REPUBLIKA.CO.ID, JAKARTA -- Pemerintah daerah diminta menerbitkan aturan turunan berkaitan dengan larangan mudik Lebaran 2021. Aturan turunan ini perlu dibuat sebagai alat kontrol pemda dalam mengawasi arus keluar-masuk penduduk di wilayahnya, terutama selama periode larangan mudik. Apalagi, ada delapan wilayah aglomerasi di Indonesia yang masih diberi 'kebebasan' mobilitas selama periode peniadaan mudik.

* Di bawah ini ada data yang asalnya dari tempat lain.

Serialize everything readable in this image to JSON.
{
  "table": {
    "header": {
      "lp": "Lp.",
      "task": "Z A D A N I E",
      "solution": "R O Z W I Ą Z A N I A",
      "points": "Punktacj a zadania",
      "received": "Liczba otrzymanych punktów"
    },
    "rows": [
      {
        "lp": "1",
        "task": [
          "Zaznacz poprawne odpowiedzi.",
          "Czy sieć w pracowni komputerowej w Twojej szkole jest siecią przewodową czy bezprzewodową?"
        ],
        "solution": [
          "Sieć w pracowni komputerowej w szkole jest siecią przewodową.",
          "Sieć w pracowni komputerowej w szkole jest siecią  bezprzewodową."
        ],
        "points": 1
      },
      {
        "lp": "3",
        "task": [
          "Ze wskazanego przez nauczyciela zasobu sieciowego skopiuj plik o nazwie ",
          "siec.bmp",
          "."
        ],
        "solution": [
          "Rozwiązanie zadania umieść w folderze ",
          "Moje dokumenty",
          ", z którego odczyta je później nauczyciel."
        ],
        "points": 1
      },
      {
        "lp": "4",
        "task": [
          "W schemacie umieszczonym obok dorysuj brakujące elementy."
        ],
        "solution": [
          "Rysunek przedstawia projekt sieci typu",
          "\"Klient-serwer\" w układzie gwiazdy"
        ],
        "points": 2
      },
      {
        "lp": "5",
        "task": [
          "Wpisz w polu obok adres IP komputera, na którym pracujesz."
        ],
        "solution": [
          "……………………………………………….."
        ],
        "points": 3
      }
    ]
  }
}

"Terkait dengan kebijakan peniadaan mudik secara nasional harus mengacu pada SE Satgas 13 2021, beserta addendumnya yakni seluruh mobilitas mudik dilarang selama periode 6-17 Mei 2021. Saya mengimbau seluruh pemda agar dapat menindaklanjuti dengan instrumen hukum yang selaras dan tidak bertentangan demi sukseskan program nasional," ujar Juru Bicara Pemerintah untuk Penanganan Covid-19 Wiku Adisasmito dalam keterangan pers, Kamis (22/4).
Seperti diberitakan, pemerintah memperluas aturan peniadaan mudik Lebaran 2021. Jika sebelumnya pemerintah hanya melarang perjalanan jarak jauh pada 6-17 Mei 2021, maka dalam aturan terbaru ini ditambah pengetatan syarat perjalanan sejak H-14 dan H+7 periode peniadaan mudik, yakni 22 April-5 Mei dan 18-24 Mei 2021.
Hanya saja berdasarkan peraturan Kementerian Perhubungan, masih ada delapan wilayah aglomerasi yang warganya boleh melakukan mobilitas. Kendati begitu, warga yang bepergian di wilayah tersebut wajib menjalankan protokol kesehatan. Transportasi di dalam wilayah aglomerasi juga hanya boleh menggunakan mobil, motor, bus, dan kereta api.
Delapan wilayah aglomerasi yang dimaksud, antara lain: wilayah Mebidangro (Medan, Binjai, Deli Serdang, dan Karo), Jabodetabek (Jakarta, Bogor, Depok, Tangerang, Bekasi), Bandung Raya, Semarang Raya (Semarang, Kendal, Demak, Ungaran, dan Purwodadi, Jogja Raya, Solo Raya, Gerbangkertosusila (Gresik, Bangkalan, Mojokerto, Surabaya, Sidoarjo, dan Lamongan), dan wilayah aglomerasi di Sulawesi Selatan meliputi Makassar, Sungguminasa, Takalar, serta Maros.